Books’ Big Night: No TV, No Stars (and Not Too Many Readers)

David L. Ulin is the author of "The Myth of Solid Ground: Earthquakes, Prediction and the Fault Line Between Reason and Faith" (Viking, 2004).

Tonight, at the Marriott Marquis Hotel in Manhattan, the National Book Awards will be presented at a black-tie ceremony. For anyone unfamiliar with the event, just think of a literary Oscars -- without the TV coverage or popular appeal.

The National Book Awards are one of the United States’ most prestigious literary prizes, but in a nation where, according to the National Endowment for the Arts, less than 50% of adults still read even one work of “literature” (defined as any novel, story, play or poem) in a year, that doesn’t mean as much as it once did.

For this reason, perhaps, the proceedings have taken on a certain desperation, culminating in an extended dust-up over the five fiction nominees (Sarah Shun-Lien Bynum’s “Madeleine Is Sleeping,” Christine Schutt’s “Florida,” Joan Silber’s “Ideas of Heaven,” Lily Tuck’s “The News From Paraguay” and Kate Walbert’s “Our Kind”), which have been decried by critics, publishers and booksellers as representing far too narrow a slice of literary life.

The National Book Awards are no stranger to controversy; just last year, Yale University English professor Harold Bloom called the decision to honor Stephen King with a Medal for Distinguished Contribution to American Letters “egregious,” a slap in the face to literature.


This new dispute, however, is somewhat different. No one is saying that the fiction nominees are too commercial, but that they are not commercial enough. Only one, “Our Kind,” has sold more than 2,000 copies, which is a paltry figure even for literary fiction, and all five are the sort of slim, interior -- some might say precious -- works that fly under the radar in a blockbuster culture such as ours. Add to this the fact that the five nominated writers are all women and all live in New York City, and you’ve got a tempest in a teapot, the type of small-stakes squabble at which the book business excels.

Publishing insiders, of course, see the issue differently, in much more consequential terms. To them, this is a matter of survival in a market that seems tenuous at best. The National Book Awards, after all, are considered a showcase; winning, or even receiving a nomination, can translate into thousands of sales. Why not, then, tilt toward more visible works of fiction and, in the process, raise the profile of the industry and the prize?

“We are completely closing ourselves off from the culture at large,” Larry Kirschbaum, chairman of Time Warner Book Group, told the New York Times. “We are supporting our demise.”

One of the most common complaints is that, in a year when well-known literary heavyweights such as Russell Banks, Cynthia Ozick and Philip Roth published serious novels, none were nominated for the award. Such an argument sounds good, but, in fact, it’s specious, suggesting that an author’s stature is as important as his or her work. I’ve read the three novels in question, and though all have vivid moments, their absence doesn’t seem a grievous oversight.
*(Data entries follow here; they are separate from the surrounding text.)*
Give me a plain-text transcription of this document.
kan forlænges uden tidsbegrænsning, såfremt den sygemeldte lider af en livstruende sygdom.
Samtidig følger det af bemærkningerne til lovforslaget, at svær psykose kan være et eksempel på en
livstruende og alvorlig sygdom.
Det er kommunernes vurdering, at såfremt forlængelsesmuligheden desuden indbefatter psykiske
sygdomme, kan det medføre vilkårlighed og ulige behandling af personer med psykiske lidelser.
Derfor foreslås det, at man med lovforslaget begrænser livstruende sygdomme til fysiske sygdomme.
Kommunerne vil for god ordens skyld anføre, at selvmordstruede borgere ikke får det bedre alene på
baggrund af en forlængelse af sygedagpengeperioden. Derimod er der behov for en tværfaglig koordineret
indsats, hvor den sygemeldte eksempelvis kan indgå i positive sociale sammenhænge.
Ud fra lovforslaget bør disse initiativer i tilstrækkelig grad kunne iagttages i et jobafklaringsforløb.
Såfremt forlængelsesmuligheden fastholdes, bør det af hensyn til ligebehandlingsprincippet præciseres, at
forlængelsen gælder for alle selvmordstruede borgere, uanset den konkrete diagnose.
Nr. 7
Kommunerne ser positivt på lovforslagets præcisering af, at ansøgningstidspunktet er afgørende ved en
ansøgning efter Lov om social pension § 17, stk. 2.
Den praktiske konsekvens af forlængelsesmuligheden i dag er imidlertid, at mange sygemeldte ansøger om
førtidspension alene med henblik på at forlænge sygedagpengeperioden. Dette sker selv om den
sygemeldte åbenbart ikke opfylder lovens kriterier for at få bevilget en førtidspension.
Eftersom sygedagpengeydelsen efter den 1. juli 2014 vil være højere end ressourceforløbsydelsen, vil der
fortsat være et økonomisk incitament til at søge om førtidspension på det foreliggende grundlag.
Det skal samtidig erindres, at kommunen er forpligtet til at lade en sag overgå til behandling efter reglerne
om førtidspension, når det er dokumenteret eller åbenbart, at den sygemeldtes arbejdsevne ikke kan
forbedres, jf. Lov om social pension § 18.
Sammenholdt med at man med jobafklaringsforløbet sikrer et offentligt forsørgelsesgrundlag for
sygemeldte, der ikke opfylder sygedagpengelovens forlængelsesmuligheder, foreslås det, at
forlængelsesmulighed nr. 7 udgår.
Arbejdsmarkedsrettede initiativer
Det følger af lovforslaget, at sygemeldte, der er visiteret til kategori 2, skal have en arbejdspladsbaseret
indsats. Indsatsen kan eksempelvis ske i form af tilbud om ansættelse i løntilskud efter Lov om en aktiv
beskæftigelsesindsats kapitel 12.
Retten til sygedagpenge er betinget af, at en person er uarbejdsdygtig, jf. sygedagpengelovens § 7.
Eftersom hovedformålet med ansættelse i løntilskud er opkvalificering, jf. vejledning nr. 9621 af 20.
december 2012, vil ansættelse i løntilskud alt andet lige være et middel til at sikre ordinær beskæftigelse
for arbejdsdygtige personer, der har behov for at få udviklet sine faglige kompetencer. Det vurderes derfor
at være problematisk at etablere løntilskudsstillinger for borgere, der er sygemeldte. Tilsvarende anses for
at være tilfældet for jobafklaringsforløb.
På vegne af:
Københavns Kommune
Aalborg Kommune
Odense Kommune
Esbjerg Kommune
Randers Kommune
Another charge is that the five nominees are too slight, too incremental -- in other words, not mainstream enough. Here, at least, the issue is merit, after a fashion; it’s what I call the big-book argument, that to win a prize an author has to be ambitious, if not with length then with ideas. Certainly, some recent winners -- Jonathan Franzen’s “The Corrections” and Shirley Hazzard’s “The Great Fire” -- illustrate this thesis; go back a few years, though, and you’ll find less dominating choices, such as “Charming Billy” by Alice McDermott or Charles Frazier’s “Cold Mountain.” The point is that literary awards are a subjective business, in which a panel of judges wrestles with its own tastes -- individually and collectively -- to come up with a representative award.

It’s an impossible task for a lot of reasons, beginning with the number of books to be considered; the National Book Awards fiction jury looked at 272 titles, all submitted by their publishers -- a mere fraction of the more than 8,000 volumes of fiction published in the U.S. each year. Faced with this, the five judges have little choice but to make broad surveys of the landscape and advocate for works that speak to them.

Do they make mistakes? Absolutely. When I was on the board of the National Book Critics Circle between 1994 and 2002, we failed to nominate one major novel because no one had read it. Only rarely -- two or three times in eight years -- was there unanimous support for a title, and, at times, our debates grew so contentious that people nearly came to blows. We did not worry about being in touch with the larger culture; this has never been a prize jury’s concern. And that, I think, is as it should be.

Did this year’s fiction jury use its nominations to draw attention to worthy, if lesser known, books and writers, as some have argued? It’s possible, I suppose; I’ve done the same myself. But in a culture in which reading is increasingly tangential, it’s hard to find fault with that. In fact, it seems like the least the jury could do.